Nevertheless, someone always needs to remind people, even the sophisticated backpackers in this forum, that the regulations on bear cans are *not* about you, or whether you might loose your lunch. They are about the bears, and only about the bears. If you haven’t seen or been bothered by raiding bears in the last few decades perhaps you should thank several decade of enforcement of the bear can rule. We don’t want to go back to the early seventies when there was an orders of magnitude more trouble, at least in the worst places like Yosemite. The fact is that research has shown that Bears are very smart, and the kind of high cal food that we carry is like bear heroin. It usually only takes one experience of getting a taste of it, and its association with humans, to turn a bear into a raider for life. Unfortunately relocating such bears is very expensive, and often is futile ending up with the bears having to be put down.

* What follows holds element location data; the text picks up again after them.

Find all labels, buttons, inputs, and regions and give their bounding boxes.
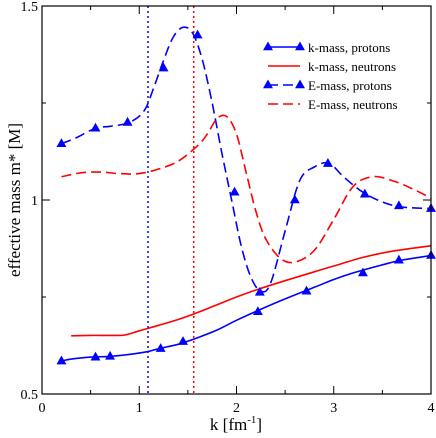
series-3-point — [254, 286, 265, 296]
series-1-point — [357, 267, 368, 277]
series-3-point — [229, 186, 240, 196]
x-axis-label: k [fm-1] — [210, 414, 262, 434]
series-3-point — [322, 158, 333, 167]
y-tick-label: 0.5 — [21, 388, 39, 403]
series-1-point — [155, 343, 166, 352]
series-1-point — [178, 336, 188, 345]
y-axis-label: effective mass m* [M] — [5, 123, 24, 277]
x-tick-label: 4 — [428, 401, 435, 416]
series-1-point — [105, 350, 116, 360]
legend: k-mass, protons k-mass, neutrons E-mass, p… — [263, 40, 398, 112]
legend-marker — [295, 79, 305, 89]
series-1-point — [301, 285, 312, 295]
series-line-3 — [61, 26, 431, 293]
legend-label: k-mass, neutrons — [308, 59, 396, 74]
series-3-point — [289, 194, 300, 204]
series-3-point — [122, 116, 133, 126]
series-1-point — [393, 254, 404, 264]
y-tick-label: 1.5 — [21, 0, 39, 15]
series-3-point — [56, 138, 67, 148]
series-3-point — [192, 29, 203, 39]
series-3-point — [158, 62, 169, 72]
series-3-point — [90, 122, 101, 132]
legend-label: k-mass, protons — [308, 40, 390, 55]
series-line-1 — [61, 254, 431, 362]
x-tick-label: 0 — [39, 401, 46, 416]
series-1-point — [252, 306, 263, 316]
x-tick-label: 3 — [330, 401, 337, 416]
series-3-point — [393, 200, 404, 210]
series-3-point — [359, 188, 370, 198]
legend-label: E-mass, protons — [308, 78, 392, 93]
y-tick-label: 1 — [31, 194, 38, 209]
legend-label: E-mass, neutrons — [308, 97, 398, 112]
series-line-4 — [61, 114, 431, 264]
legend-marker — [263, 41, 273, 51]
legend-marker — [295, 41, 305, 51]
series-1-point — [90, 351, 101, 361]
x-tick-label: 2 — [233, 401, 240, 416]
series-line-2 — [71, 245, 431, 337]
x-tick-label: 1 — [136, 401, 143, 416]
legend-marker — [263, 79, 273, 89]
series-1-point — [56, 355, 67, 365]
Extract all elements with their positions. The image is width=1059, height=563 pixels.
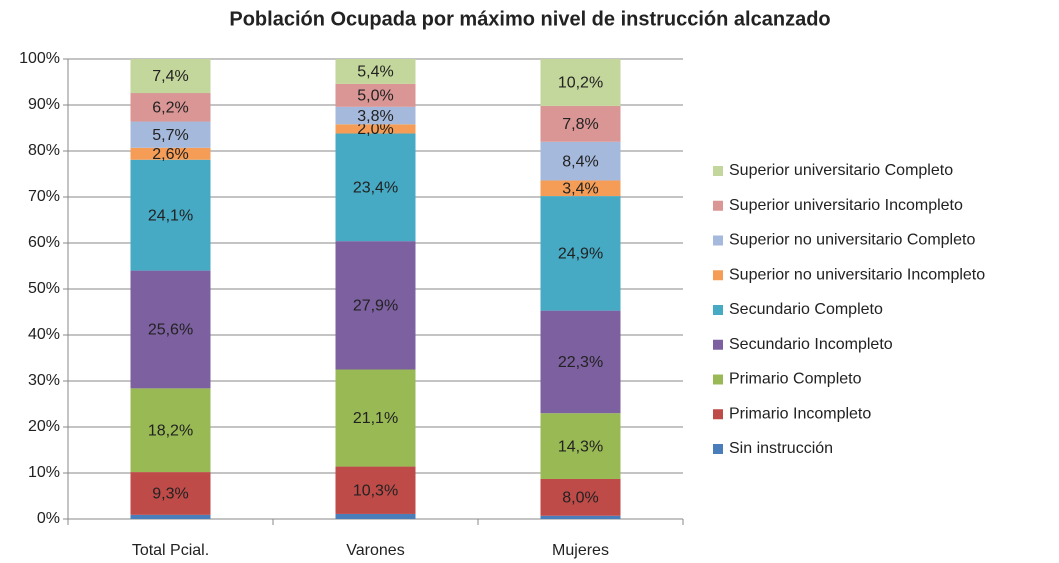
y-tick-label: 40% [28, 326, 60, 343]
y-tick-label: 50% [28, 280, 60, 297]
bar-segment [130, 514, 211, 519]
bar-segment [335, 466, 416, 514]
data-label: 7,8% [562, 116, 598, 133]
bar-segment [130, 59, 211, 94]
legend-label: Superior universitario Completo [729, 162, 953, 179]
bar-segment [540, 180, 621, 197]
bar-segment [130, 147, 211, 160]
data-label: 2,0% [357, 121, 393, 138]
bar-segment [335, 106, 416, 125]
bar-segment [130, 270, 211, 389]
chart-title: Población Ocupada por máximo nivel de in… [229, 8, 830, 30]
data-label: 25,6% [148, 322, 193, 339]
data-label: 21,1% [353, 410, 398, 427]
legend-swatch [713, 166, 723, 176]
legend-label: Superior no universitario Incompleto [729, 266, 985, 283]
y-tick-label: 30% [28, 372, 60, 389]
data-label: 3,8% [357, 108, 393, 125]
legend-swatch [713, 305, 723, 315]
data-label: 10,3% [353, 482, 398, 499]
y-tick-label: 20% [28, 418, 60, 435]
bar-segment [540, 59, 621, 106]
bar-segment [540, 105, 621, 142]
data-label: 27,9% [353, 298, 398, 315]
legend-label: Sin instrucción [729, 440, 833, 457]
legend-label: Secundario Completo [729, 301, 883, 318]
bar-segment [130, 159, 211, 271]
legend-label: Primario Incompleto [729, 405, 871, 422]
bar-segment [540, 478, 621, 516]
bar-segment [540, 413, 621, 479]
data-label: 5,4% [357, 64, 393, 81]
bar-segment [130, 93, 211, 122]
data-label: 5,7% [152, 127, 188, 144]
bar-segment [130, 472, 211, 515]
legend-swatch [713, 270, 723, 281]
y-tick-label: 90% [28, 96, 60, 113]
legend-swatch [713, 235, 723, 246]
legend-label: Superior universitario Incompleto [729, 197, 963, 214]
data-label: 23,4% [353, 180, 398, 197]
legend-label: Superior no universitario Completo [729, 232, 975, 249]
x-tick-label: Mujeres [552, 542, 609, 559]
bar-segment [335, 241, 416, 370]
data-label: 2,6% [152, 146, 188, 163]
bar-segment [540, 310, 621, 414]
data-label: 9,3% [152, 486, 188, 503]
y-tick-label: 10% [28, 464, 60, 481]
legend-label: Secundario Incompleto [729, 336, 893, 353]
bar-segment [335, 513, 416, 519]
legend-swatch [713, 409, 723, 420]
data-label: 18,2% [148, 422, 193, 439]
data-label: 22,3% [558, 354, 603, 371]
x-tick-label: Varones [346, 542, 404, 559]
data-label: 5,0% [357, 88, 393, 105]
bar-segment [130, 121, 211, 148]
data-label: 24,9% [558, 246, 603, 263]
legend-swatch [713, 444, 723, 454]
data-label: 3,4% [562, 180, 598, 197]
legend-swatch [713, 339, 723, 350]
data-label: 8,0% [562, 490, 598, 507]
bar-segment [130, 388, 211, 473]
y-tick-label: 80% [28, 142, 60, 159]
bar-segment [540, 196, 621, 311]
y-tick-label: 70% [28, 188, 60, 205]
legend-label: Primario Completo [729, 371, 862, 388]
bar-segment [335, 124, 416, 134]
bar-segment [335, 369, 416, 467]
y-tick-label: 0% [37, 510, 60, 527]
legend-swatch [713, 200, 723, 211]
x-tick-label: Total Pcial. [132, 542, 209, 559]
y-tick-label: 60% [28, 234, 60, 251]
bar-segment [335, 133, 416, 242]
data-label: 8,4% [562, 153, 598, 170]
data-label: 7,4% [152, 68, 188, 85]
bar-segment [540, 141, 621, 181]
data-label: 10,2% [558, 75, 603, 92]
data-label: 14,3% [558, 438, 603, 455]
bar-segment [335, 59, 416, 84]
legend-swatch [713, 374, 723, 385]
data-label: 6,2% [152, 100, 188, 117]
y-tick-label: 100% [19, 50, 60, 67]
data-label: 24,1% [148, 207, 193, 224]
bar-segment [335, 83, 416, 107]
bar-segment [540, 515, 621, 519]
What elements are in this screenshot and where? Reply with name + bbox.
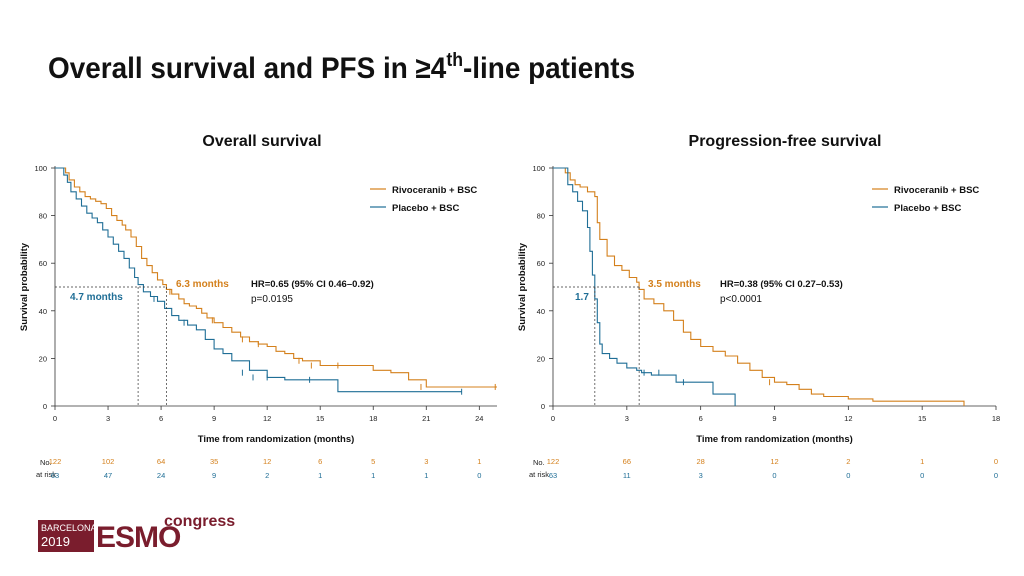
chart1-x-tick-label: 21 — [422, 414, 430, 423]
page-title: Overall survival and PFS in ≥4th-line pa… — [48, 50, 636, 85]
chart2-risk-count-rivoceranib: 2 — [846, 457, 850, 466]
chart1-risk-count-rivoceranib: 35 — [210, 457, 218, 466]
chart2-x-tick-label: 3 — [625, 414, 629, 423]
chart1-x-tick-label: 18 — [369, 414, 377, 423]
chart1-median-placebo-label: 4.7 months — [70, 292, 123, 303]
chart1-y-tick-label: 60 — [39, 259, 47, 268]
chart1-legend-label-rivoceranib: Rivoceranib + BSC — [392, 185, 477, 196]
chart2-risk-count-placebo: 0 — [846, 471, 850, 480]
chart2-y-tick-label: 80 — [537, 212, 545, 221]
chart2-risk-count-placebo: 11 — [623, 471, 631, 480]
chart1-risk-label-no: No. — [40, 458, 52, 467]
chart2-x-axis-label: Time from randomization (months) — [696, 434, 853, 445]
chart1-x-tick-label: 15 — [316, 414, 324, 423]
chart1-x-axis-label: Time from randomization (months) — [198, 434, 355, 445]
chart1-x-tick-label: 9 — [212, 414, 216, 423]
chart2-risk-count-rivoceranib: 0 — [994, 457, 998, 466]
chart2-x-tick-label: 9 — [772, 414, 776, 423]
chart1-risk-count-placebo: 1 — [424, 471, 428, 480]
chart1-x-tick-label: 6 — [159, 414, 163, 423]
logo-esmo-text: ESMO — [96, 521, 181, 554]
chart1-x-tick-label: 0 — [53, 414, 57, 423]
chart2-p-value: p<0.0001 — [720, 294, 762, 305]
chart2-risk-count-placebo: 0 — [920, 471, 924, 480]
chart2-y-tick-label: 40 — [537, 307, 545, 316]
chart1-x-tick-label: 3 — [106, 414, 110, 423]
chart1-risk-count-placebo: 1 — [371, 471, 375, 480]
chart1-y-axis-label: Survival probability — [19, 242, 30, 331]
chart2-median-rivoceranib-label: 3.5 months — [648, 279, 701, 290]
chart2-series-rivoceranib-curve — [553, 167, 965, 406]
chart1-risk-count-placebo: 47 — [104, 471, 112, 480]
chart1-risk-count-placebo: 0 — [477, 471, 481, 480]
chart1-risk-count-rivoceranib: 6 — [318, 457, 322, 466]
chart1-median-rivoceranib-label: 6.3 months — [176, 279, 229, 290]
chart1-risk-count-placebo: 24 — [157, 471, 165, 480]
chart2-risk-label-at-risk: at risk — [529, 470, 549, 479]
chart1-risk-count-rivoceranib: 1 — [477, 457, 481, 466]
chart1-risk-count-rivoceranib: 122 — [49, 457, 62, 466]
chart1-y-tick-label: 40 — [39, 307, 47, 316]
chart2-x-tick-label: 18 — [992, 414, 1000, 423]
chart2-y-tick-label: 100 — [532, 164, 545, 173]
chart2-risk-label-no: No. — [533, 458, 545, 467]
chart1-series-placebo-curve — [55, 167, 462, 393]
chart2-risk-count-rivoceranib: 66 — [623, 457, 631, 466]
chart1-risk-count-rivoceranib: 3 — [424, 457, 428, 466]
chart1-p-value: p=0.0195 — [251, 294, 293, 305]
chart2-y-tick-label: 20 — [537, 354, 545, 363]
chart2-y-axis-label: Survival probability — [517, 242, 528, 331]
chart2-hazard-ratio: HR=0.38 (95% CI 0.27–0.53) — [720, 279, 843, 290]
chart2-x-tick-label: 15 — [918, 414, 926, 423]
chart2-risk-count-rivoceranib: 122 — [547, 457, 560, 466]
chart2-median-placebo-label: 1.7 — [575, 292, 589, 303]
chart2-legend-label-placebo: Placebo + BSC — [894, 203, 961, 214]
chart2-risk-count-placebo: 3 — [699, 471, 703, 480]
chart2-y-tick-label: 0 — [541, 402, 545, 411]
logo-barcelona-badge: BARCELONA 2019 — [38, 520, 97, 552]
chart2-risk-count-rivoceranib: 28 — [696, 457, 704, 466]
chart1-legend-label-placebo: Placebo + BSC — [392, 203, 459, 214]
chart1-x-tick-label: 24 — [475, 414, 483, 423]
chart1-x-tick-label: 12 — [263, 414, 271, 423]
chart1-y-tick-label: 100 — [34, 164, 47, 173]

I’m guessing (but don’t know) that the reason why Ursacks are not yet acceptable is that after the bear has chewed on the bag for half an hour he may get at least a little taste of something leaking out. You will not loose your lunch, but for the bear it will not matter. It would be just as bad for the bear as feeding it. It’s not about protecting you or your food, its about protecting the bears from making *any* association between humans and food whatsoever, and all that that implies.
So IMHO these kinds of discussion usually make the mistake of dealing with the statistics in the wrong way. First, the fact that you don’t see any bears may have a lot to do with the long term education of backpackers and other visitors and the enforcement of the regulations. Second, it only has to happen once for a bear to end up a problem, and possibly dead. If carrying a 2.5 lbs can it what it takes to protect the life on a single bear, then I say do it. And even if respecting the regulation only has symbolic value but helps support the general climate of concern for the bears then I say do it. Its not about you, its about the bears.